Truffé de citations littéraires adaptées "Qu'allait-il faire dans cette charrette ? ou cinématographiques "Mon nom est Botul, Jean-Baptiste Botul", de paroles de chansons,l'auteur en profite au passage pour nous donner un petit cours de cinéma, ce roman revisite une flopée de titres de films célèbres, mêlant ainsi les époques mine de rien , pour le plus grand plaisir de son lecteur avec qui il établit une complicité des plus sympathiques.

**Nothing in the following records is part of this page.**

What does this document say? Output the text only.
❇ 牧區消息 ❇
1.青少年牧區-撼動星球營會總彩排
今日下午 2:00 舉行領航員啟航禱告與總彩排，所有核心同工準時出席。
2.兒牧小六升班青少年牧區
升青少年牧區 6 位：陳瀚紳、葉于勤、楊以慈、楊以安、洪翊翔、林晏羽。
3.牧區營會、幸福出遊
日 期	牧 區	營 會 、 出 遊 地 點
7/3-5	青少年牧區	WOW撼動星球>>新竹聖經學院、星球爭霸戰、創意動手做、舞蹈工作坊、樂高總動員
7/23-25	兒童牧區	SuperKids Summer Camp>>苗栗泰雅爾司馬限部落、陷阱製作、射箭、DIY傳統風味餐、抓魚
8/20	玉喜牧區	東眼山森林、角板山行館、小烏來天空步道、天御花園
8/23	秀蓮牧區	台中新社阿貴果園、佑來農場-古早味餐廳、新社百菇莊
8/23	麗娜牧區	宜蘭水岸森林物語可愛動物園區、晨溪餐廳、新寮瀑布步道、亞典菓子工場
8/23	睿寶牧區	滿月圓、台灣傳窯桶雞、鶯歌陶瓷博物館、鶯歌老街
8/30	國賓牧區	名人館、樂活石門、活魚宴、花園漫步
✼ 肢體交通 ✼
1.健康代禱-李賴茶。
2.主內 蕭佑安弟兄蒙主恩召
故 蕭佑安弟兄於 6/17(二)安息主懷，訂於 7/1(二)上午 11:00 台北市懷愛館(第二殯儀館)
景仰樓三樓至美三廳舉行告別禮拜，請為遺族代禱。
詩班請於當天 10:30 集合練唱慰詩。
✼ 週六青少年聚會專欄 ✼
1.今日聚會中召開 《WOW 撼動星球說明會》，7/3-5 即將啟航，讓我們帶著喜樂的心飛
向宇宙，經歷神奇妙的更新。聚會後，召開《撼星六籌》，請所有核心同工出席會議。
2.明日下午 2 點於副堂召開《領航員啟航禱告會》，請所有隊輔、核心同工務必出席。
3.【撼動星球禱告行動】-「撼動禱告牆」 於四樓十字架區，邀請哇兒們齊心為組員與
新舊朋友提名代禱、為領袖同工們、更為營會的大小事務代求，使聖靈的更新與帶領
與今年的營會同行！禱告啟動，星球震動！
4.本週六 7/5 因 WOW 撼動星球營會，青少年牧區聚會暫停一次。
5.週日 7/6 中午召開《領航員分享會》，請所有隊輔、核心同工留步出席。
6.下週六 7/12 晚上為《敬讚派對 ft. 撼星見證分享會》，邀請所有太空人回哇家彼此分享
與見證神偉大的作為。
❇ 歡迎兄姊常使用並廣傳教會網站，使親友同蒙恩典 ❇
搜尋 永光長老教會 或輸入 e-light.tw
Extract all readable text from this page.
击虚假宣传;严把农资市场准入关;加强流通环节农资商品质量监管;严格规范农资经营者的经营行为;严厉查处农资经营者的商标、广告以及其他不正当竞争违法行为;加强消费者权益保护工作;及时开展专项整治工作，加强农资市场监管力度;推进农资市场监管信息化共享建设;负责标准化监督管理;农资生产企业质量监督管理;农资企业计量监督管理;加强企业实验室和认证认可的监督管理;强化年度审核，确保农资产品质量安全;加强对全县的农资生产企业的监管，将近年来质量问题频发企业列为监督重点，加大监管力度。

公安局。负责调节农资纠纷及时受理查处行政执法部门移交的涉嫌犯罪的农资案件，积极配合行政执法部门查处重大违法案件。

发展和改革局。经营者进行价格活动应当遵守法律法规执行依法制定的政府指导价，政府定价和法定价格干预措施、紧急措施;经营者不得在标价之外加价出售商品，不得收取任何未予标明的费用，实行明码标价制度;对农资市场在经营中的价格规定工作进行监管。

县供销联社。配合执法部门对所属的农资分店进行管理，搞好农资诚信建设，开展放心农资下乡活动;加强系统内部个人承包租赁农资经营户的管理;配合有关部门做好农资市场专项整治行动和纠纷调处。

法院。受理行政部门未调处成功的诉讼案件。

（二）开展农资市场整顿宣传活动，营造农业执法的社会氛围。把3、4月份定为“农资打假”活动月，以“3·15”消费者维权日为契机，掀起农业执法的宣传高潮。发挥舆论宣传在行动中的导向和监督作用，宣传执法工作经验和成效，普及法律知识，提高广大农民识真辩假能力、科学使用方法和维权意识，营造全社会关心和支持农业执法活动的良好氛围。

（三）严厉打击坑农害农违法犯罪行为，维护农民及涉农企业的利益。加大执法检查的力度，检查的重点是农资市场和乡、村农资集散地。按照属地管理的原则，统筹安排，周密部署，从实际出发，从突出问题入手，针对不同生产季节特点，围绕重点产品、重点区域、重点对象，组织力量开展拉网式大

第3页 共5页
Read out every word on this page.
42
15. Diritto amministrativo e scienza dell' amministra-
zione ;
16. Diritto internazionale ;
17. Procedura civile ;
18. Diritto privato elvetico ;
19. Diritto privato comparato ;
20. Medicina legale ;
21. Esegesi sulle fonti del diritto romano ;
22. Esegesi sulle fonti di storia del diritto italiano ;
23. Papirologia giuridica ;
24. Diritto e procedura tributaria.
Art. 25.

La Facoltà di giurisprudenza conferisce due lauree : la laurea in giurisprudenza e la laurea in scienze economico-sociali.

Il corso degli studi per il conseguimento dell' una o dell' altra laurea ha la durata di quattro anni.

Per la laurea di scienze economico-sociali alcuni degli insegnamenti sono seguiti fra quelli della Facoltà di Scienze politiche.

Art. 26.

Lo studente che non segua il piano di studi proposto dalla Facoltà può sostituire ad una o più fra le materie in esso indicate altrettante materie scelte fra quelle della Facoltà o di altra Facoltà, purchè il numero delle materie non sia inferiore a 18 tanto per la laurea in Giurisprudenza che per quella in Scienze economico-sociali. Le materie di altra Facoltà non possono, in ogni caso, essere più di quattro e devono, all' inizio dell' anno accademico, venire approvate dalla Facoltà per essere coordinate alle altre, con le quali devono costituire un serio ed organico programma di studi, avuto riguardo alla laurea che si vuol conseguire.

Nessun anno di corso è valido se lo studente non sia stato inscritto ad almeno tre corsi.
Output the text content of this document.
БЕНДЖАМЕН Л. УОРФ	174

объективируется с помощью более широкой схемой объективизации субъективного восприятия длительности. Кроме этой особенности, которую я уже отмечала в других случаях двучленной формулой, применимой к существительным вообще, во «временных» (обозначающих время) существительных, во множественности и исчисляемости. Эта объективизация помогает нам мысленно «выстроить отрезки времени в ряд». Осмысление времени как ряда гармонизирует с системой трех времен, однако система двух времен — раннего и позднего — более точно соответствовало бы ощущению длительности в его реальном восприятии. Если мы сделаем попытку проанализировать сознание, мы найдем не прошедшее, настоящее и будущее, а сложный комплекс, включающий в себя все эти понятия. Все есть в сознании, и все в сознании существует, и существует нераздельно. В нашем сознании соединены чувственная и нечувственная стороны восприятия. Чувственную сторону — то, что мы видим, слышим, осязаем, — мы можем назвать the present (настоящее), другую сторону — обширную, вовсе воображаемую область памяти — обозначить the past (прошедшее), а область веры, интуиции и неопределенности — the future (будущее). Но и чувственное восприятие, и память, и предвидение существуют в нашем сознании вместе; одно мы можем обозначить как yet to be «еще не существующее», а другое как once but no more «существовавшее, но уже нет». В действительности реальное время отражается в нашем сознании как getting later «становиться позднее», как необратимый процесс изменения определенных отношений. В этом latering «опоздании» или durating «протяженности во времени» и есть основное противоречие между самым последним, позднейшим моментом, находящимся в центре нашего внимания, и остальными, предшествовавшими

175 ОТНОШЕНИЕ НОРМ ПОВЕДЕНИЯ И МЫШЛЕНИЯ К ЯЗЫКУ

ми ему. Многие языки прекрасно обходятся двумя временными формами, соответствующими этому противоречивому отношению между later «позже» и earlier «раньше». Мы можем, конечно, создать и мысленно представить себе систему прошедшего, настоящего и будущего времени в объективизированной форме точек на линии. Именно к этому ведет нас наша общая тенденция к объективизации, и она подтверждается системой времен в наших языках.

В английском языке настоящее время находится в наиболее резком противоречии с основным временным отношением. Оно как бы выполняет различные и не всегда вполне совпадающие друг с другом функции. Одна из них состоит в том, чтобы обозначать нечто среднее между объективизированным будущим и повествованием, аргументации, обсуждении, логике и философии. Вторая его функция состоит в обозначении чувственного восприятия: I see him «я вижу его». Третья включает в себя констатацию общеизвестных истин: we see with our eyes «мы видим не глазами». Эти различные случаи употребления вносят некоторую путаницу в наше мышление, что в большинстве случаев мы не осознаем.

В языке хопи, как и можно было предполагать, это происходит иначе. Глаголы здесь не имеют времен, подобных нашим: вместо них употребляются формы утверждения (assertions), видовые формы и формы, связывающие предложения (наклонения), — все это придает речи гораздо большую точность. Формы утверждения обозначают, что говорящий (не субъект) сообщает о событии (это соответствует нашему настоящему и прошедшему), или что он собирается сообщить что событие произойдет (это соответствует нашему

On suit sans aucun mal de tête les argumentations de Botul, on admire le sens de la formule: "Un ennui abyssal suintait de cette uniformité proprette.", on suit avec plaisir l'évolution du héros, bref on s'amuse autant que l'auteur . Si un jour on m'avait dit que la philo pouvait être aussi agréable !
Nueva Könisberg, Paul Vacca, Editions Philippe Rey.210 pages malicieuses. Sortie le 7 mai.
L'avis de Bellesahi, celui de Keisha, de Lily.
Du même auteur, avec un tout autre ton mais tout aussi bon, c'est ici !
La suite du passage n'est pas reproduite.